Light House then moved to larger, partly purpose-built accommodation within the Chubb Building. Here they continued to run production courses, new exhibitions, films, educational activities, conferences and events. In addition, they hosted two major annual festivals, and activities that developed and supported the growing creative industries in the city and surrounding area.

== Facilities ==

=== Cinema ===
Light House housed two screens with a programme of contemporary and retrospective releases, archive films and new independent shorts and features. They also hosted a range of film festivals, film education events and hired out screens for private, educational, charity and fundraising events.

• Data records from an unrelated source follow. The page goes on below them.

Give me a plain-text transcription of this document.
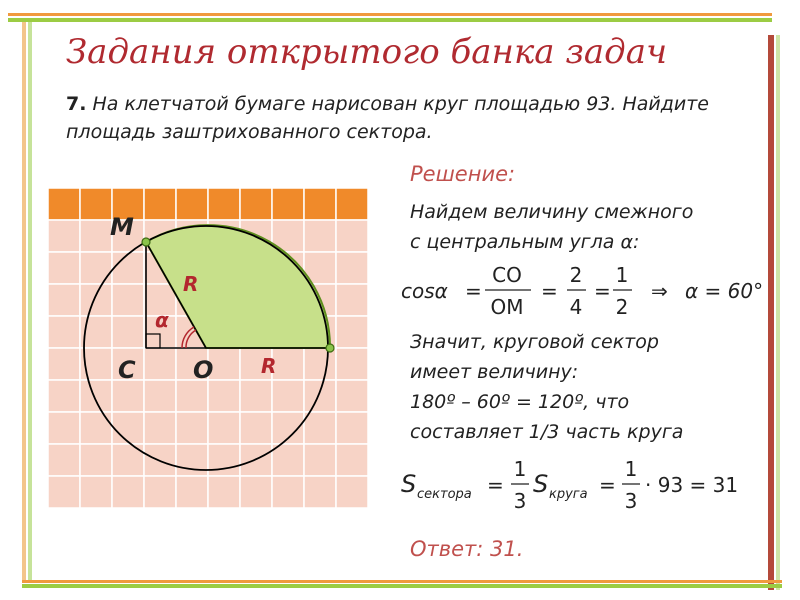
Задания открытого банка задач
7. На клетчатой бумаге нарисован круг площадью 93. Найдите площадь заштрихованного сектора.
M
C O
R
R
α
Решение:
Найдем величину смежного
с центральным угла α:
cosα =
CO
OM
=
2
4
=
1
2
⇒ α = 60°
Значит, круговой сектор
имеет величину:
180º – 60º = 120º, что
составляет 1/3 часть круга
S сектора =
1
3
S круга =
1
3
· 93 = 31
Ответ: 31.
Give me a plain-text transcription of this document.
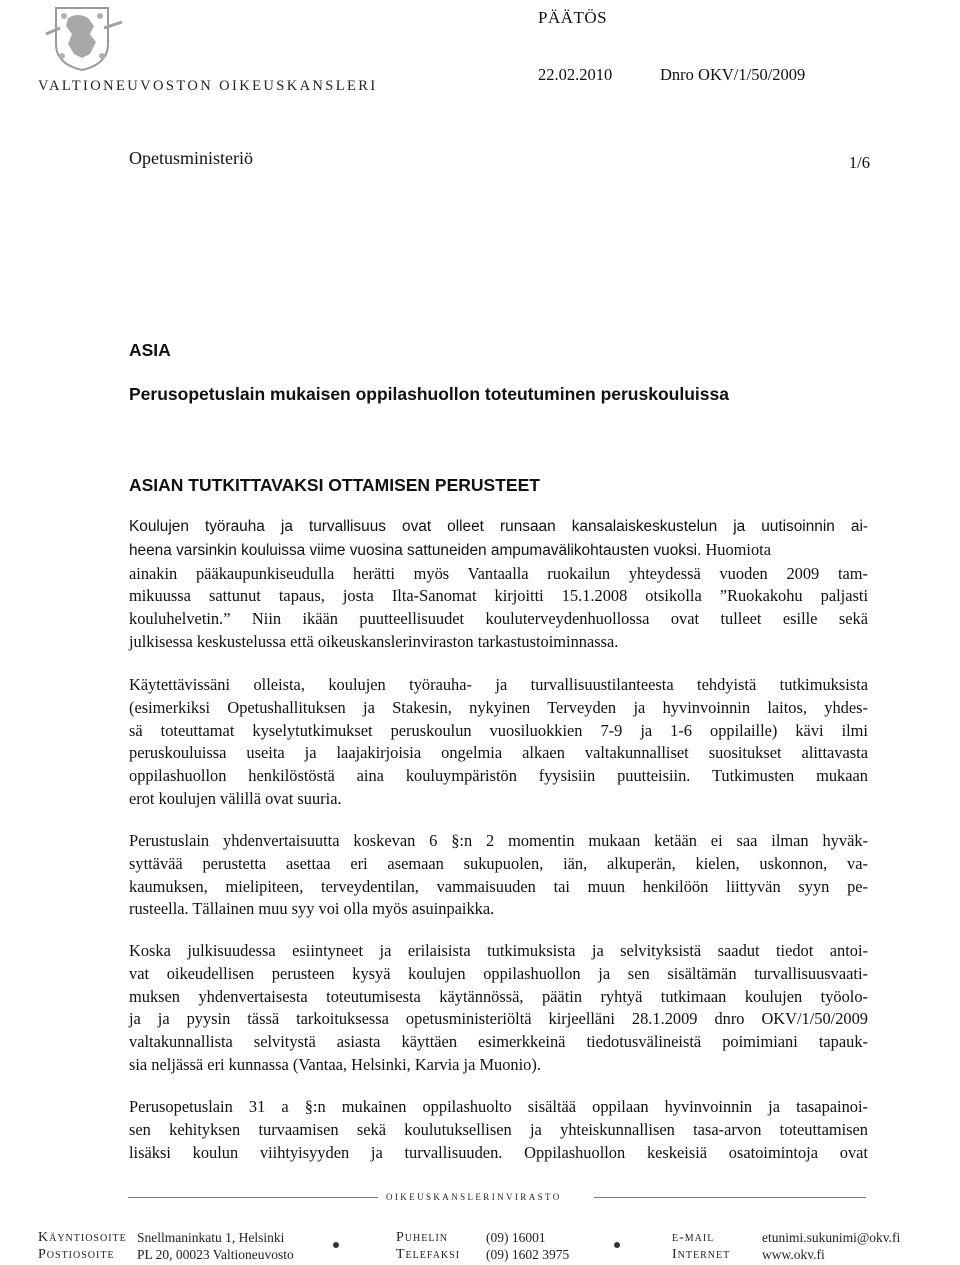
VALTIONEUVOSTON OIKEUSKANSLERI
PÄÄTÖS
22.02.2010	Dnro OKV/1/50/2009
Opetusministeriö	1/6
ASIA
Perusopetuslain mukaisen oppilashuollon toteutuminen peruskouluissa
ASIAN TUTKITTAVAKSI OTTAMISEN PERUSTEET

Koulujen työrauha ja turvallisuus ovat olleet runsaan kansalaiskeskustelun ja uutisoinnin ai-
heena varsinkin kouluissa viime vuosina sattuneiden ampumavälikohtausten vuoksi. Huomiota
ainakin pääkaupunkiseudulla herätti myös Vantaalla ruokailun yhteydessä vuoden 2009 tam-
mikuussa sattunut tapaus, josta Ilta-Sanomat kirjoitti 15.1.2008 otsikolla ”Ruokakohu paljasti
kouluhelvetin.” Niin ikään puutteellisuudet kouluterveydenhuollossa ovat tulleet esille sekä
julkisessa keskustelussa että oikeuskanslerinviraston tarkastustoiminnassa.

Käytettävissäni olleista, koulujen työrauha- ja turvallisuustilanteesta tehdyistä tutkimuksista
(esimerkiksi Opetushallituksen ja Stakesin, nykyinen Terveyden ja hyvinvoinnin laitos, yhdes-
sä toteuttamat kyselytutkimukset peruskoulun vuosiluokkien 7-9 ja 1-6 oppilaille) kävi ilmi
peruskouluissa useita ja laajakirjoisia ongelmia alkaen valtakunnalliset suositukset alittavasta
oppilashuollon henkilöstöstä aina kouluympäristön fyysisiin puutteisiin. Tutkimusten mukaan
erot koulujen välillä ovat suuria.

Perustuslain yhdenvertaisuutta koskevan 6 §:n 2 momentin mukaan ketään ei saa ilman hyväk-
syttävää perustetta asettaa eri asemaan sukupuolen, iän, alkuperän, kielen, uskonnon, va-
kaumuksen, mielipiteen, terveydentilan, vammaisuuden tai muun henkilöön liittyvän syyn pe-
rusteella. Tällainen muu syy voi olla myös asuinpaikka.

Koska julkisuudessa esiintyneet ja erilaisista tutkimuksista ja selvityksistä saadut tiedot antoi-
vat oikeudellisen perusteen kysyä koulujen oppilashuollon ja sen sisältämän turvallisuusvaati-
muksen yhdenvertaisesta toteutumisesta käytännössä, päätin ryhtyä tutkimaan koulujen työolo-
ja ja pyysin tässä tarkoituksessa opetusministeriöltä kirjeelläni 28.1.2009 dnro OKV/1/50/2009
valtakunnallista selvitystä asiasta käyttäen esimerkkeinä tiedotusvälineistä poimimiani tapauk-
sia neljässä eri kunnassa (Vantaa, Helsinki, Karvia ja Muonio).

Perusopetuslain 31 a §:n mukainen oppilashuolto sisältää oppilaan hyvinvoinnin ja tasapainoi-
sen kehityksen turvaamisen sekä koulutuksellisen ja yhteiskunnallisen tasa-arvon toteuttamisen
lisäksi koulun viihtyisyyden ja turvallisuuden. Oppilashuollon keskeisiä osatoimintoja ovat

oikeuskanslerinvirasto
Käyntiosoite Snellmaninkatu 1, Helsinki
Postiosoite PL 20, 00023 Valtioneuvosto
Puhelin	(09) 16001
Telefaksi (09) 1602 3975
e-mail	etunimi.sukunimi@okv.fi
Internet www.okv.fi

Two notable annual film festivals were the Flip Animation Festival and Deaffest. This is the UK's only deaf-led film and television festival, which celebrates the talents of deaf filmmakers and media artists from all over the world. Deaffest continued at other Wolverhampton venues after Light House's closure.

=== Galleries ===
They had two main galleries: the main gallery primarily dedicated to documentary photography and the balcony gallery tending to show work from emerging photographers. The centre also contained a café bar, that could serve as a third gallery largely used for smaller or specialist photography exhibitions.

=== Media hub ===
Light House provided courses and workshops covering subjects such as video production, animation and other forms of multimedia,

=== Production company ===
From 1988 Light House had a commercial film production company. Their portfolio includes short films, documentaries and animated films. They also worked with schools to produce films, including a film shown at London Short Film Festival called ‘'Shadow Play'’ which was co-created with Redhill School, Stourbridge.

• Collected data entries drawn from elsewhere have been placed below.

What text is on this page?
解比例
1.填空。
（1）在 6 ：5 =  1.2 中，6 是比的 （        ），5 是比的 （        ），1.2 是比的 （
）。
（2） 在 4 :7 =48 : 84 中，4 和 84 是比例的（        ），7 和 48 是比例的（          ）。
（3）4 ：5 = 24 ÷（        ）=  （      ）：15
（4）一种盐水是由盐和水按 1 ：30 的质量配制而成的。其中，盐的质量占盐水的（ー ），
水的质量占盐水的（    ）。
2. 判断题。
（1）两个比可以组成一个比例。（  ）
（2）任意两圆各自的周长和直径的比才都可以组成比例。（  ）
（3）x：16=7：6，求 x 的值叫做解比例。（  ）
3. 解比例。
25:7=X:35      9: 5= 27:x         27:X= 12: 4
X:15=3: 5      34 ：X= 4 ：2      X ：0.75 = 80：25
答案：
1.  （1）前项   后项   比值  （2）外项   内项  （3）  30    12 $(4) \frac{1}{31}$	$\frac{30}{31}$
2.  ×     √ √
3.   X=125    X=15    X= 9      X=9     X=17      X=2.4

==Closure and opening of Lockworks Cinema==
The Light House Centre closed at a few day's notice in November 2022. The main reasons were financial, after a significant loss in external funding, including the removal of the subsidy by the City Council – the centre's biggest single financial backer – in 2018.

In December 2024 the City Council announced that the venue would be refurbished and re-open as a four-screen cinema, with 30-year lease for the site within the Chubb Building. Renamed the Lockworks Cinema, the cinema opened in July 2025 and is run by the independent commercial operator PDJ, which runs a number of other cinemas across the country. The cinema will show both blockbusters and independent films.